Pemerintah daerah mengambil langkah ini untuk menjaga ketersediaan BBM bagi masyarakat serta mencegah penimbunan dan distribusi tidak resmi yang dapat.
Kepala Dinas Perdagangan dan Perindustrian Barito Utara Dewi Handayani menegaskan pemerintah wajib memastikan distribusi BBM berjalan tertib adil tepat sasaran.
Pemerintah memastikan distribusi BBM tertib adil sasaran dan melarang aktivitas pelangsir sebagai langkah awal menekan penimbunan serta distribusi tidak resmi.
Bupati Barito Utara H Shalahuddin menandatangani surat edaran tersebut sebagai tindak lanjut rapat koordinasi penanganan kelangkaan BBM dan LPG sebelumnya.
Pemerintah juga menerapkan kebijakan ini sebagai uji coba untuk meningkatkan pengawasan serta menciptakan ketertiban dalam penyaluran BBM di lapangan langsung.
Mulai 14 Januari 2026 pemerintah melarang aktivitas pelangsiran di SPBU Perusda Batara Membangun serta mengatur jadwal khusus pengisian kendaraan dinas.

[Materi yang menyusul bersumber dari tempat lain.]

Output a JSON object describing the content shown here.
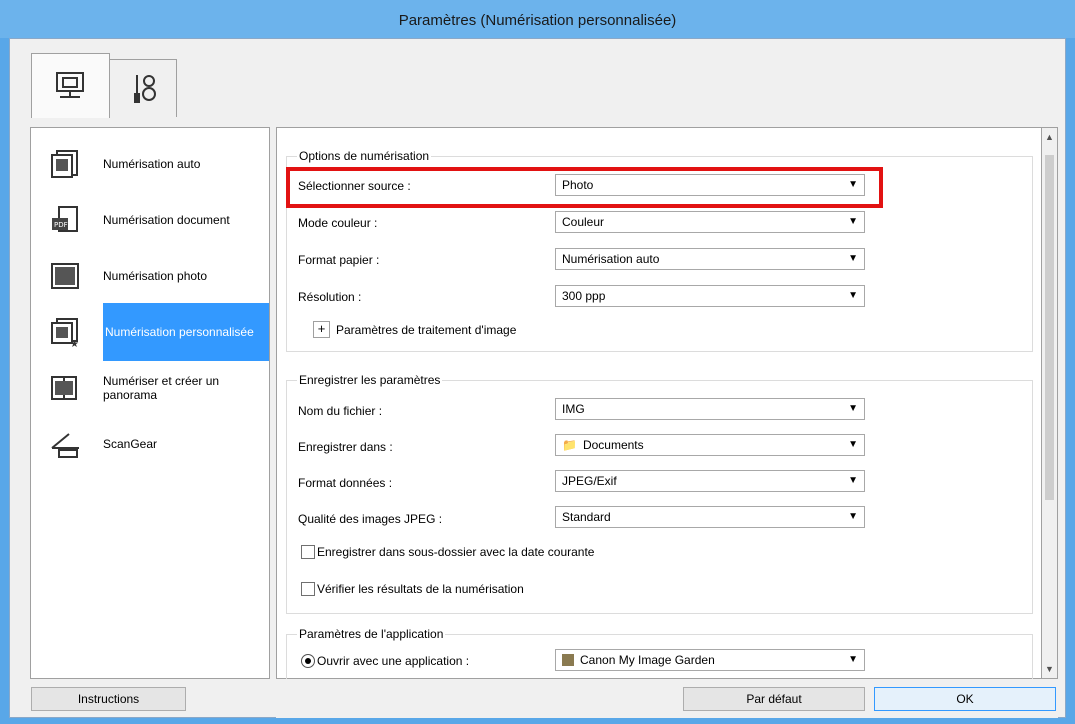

Kendaraan dinas plat merah wajib mengisi BBM setiap hari pukul 16.00 hingga 22.00 WIB melalui jalur tersendiri yang telah disediakan.
Bupati Barito Utara H Shalahuddin menegaskan pengaturan bertujuan memastikan pelayanan pemerintahan kepada masyarakat berjalan optimal tanpa mengurangi hak masyarakat umum.
Pengaturan ini tidak memberikan keistimewaan melainkan memastikan pelayanan pemerintahan kepada masyarakat berjalan optimal tanpa mengurangi hak masyarakat umum secara penuh.